Wiederentdecktes und recherchiertes Notenmaterial von verfolgten Frankfurter jüdischen Musiker wird am 10. Mai an der Friedberger Anlage zur Aufführung kommen / Projekt mit Beteiligung von Studenten der Goethe-Universität

Die Kompositionen verfolgter Frankfurter jüdischer Musikerinnen und Musiker werden am 10. Mai im Hochbunker an der Friedberger Anlage, gebaut auf den Grundmauern der von den Nationalsozialisten zerstörten Synagoge, zu hören sein: Das Konzert mit Werken von Bernhard Sekles, Ernst Toch, Max Kowalski, Erich Itor Kahn sowie Liedern von Rosy Geiger-Kullmann und Willy Salomon basiert auf einer Kooperation: Beteiligt sind die Goethe-Universität, die Hochschule für Musik und Darstellende Kunst (HfMDK), die Initiative 9. November e.V., Musica Judaica e.V. und die Frankfurter Gesellschaft für neue Musik e.V. Ziel des gemeinsamen Projekts „Gegen das Vergessen“ ist es, die Werke Frankfurter jüdischer Musikerinnen und Musiker, die von den Nationalsozialisten verfolgt wurden, wieder sichtbar und hörbar werden zu lassen. 

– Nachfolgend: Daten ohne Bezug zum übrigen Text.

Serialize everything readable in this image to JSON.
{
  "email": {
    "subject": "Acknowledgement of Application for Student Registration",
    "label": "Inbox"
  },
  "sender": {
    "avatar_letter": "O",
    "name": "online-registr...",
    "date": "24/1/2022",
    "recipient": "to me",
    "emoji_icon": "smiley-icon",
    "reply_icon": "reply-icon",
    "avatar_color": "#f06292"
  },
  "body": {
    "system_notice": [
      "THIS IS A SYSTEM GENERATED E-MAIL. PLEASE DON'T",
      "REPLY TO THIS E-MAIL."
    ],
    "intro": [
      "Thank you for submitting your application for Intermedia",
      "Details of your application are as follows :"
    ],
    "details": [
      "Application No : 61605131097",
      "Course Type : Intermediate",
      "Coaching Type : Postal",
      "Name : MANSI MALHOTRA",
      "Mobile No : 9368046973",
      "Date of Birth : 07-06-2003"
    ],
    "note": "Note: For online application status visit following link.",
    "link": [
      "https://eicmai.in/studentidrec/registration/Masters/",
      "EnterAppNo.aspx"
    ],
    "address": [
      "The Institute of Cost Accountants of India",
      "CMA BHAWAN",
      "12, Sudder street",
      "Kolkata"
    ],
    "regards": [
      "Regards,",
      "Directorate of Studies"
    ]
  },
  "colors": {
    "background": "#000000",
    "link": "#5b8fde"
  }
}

Konzert mit Werken verfolgter Frankfurter jüdischer Musiker, Sonntag, 10. Mai, 18 Uhr, Hochbunker,  Friedberger Anlage 5-6, Frankfurt am Main

Zum Hintergrund: Im Sommersemester 2025 fand an der Goethe-Universität ein musikwissenschaftliches Seminar zum Thema „Jüdische Musiker in Frankfurt bis zum Nationalsozialismus“ statt. Studenten recherchierten die Biografien und Kompositionen jüdischer Musiker aus Frankfurt. Dies findet seinen Niederschlag nicht nur in Konzerten, sondern auch in einer kleinen Wanderausstellung, die zusätzlich am 10. Mai erstmals gezeigt werden wird. 

„Es ist eine schöne Erfahrung, zu sehen, wie Studenten der Musikwissenschaft erlernte Methoden anwenden, um selbständig Quellen zu ermitteln, die von einem weithin vergessenen, aber einstmals lebendigen Musikleben zeugen“, betont Prof. Daniela Philippi, Professorin für Historische Musikwissenschaft an der Goethe-Universität.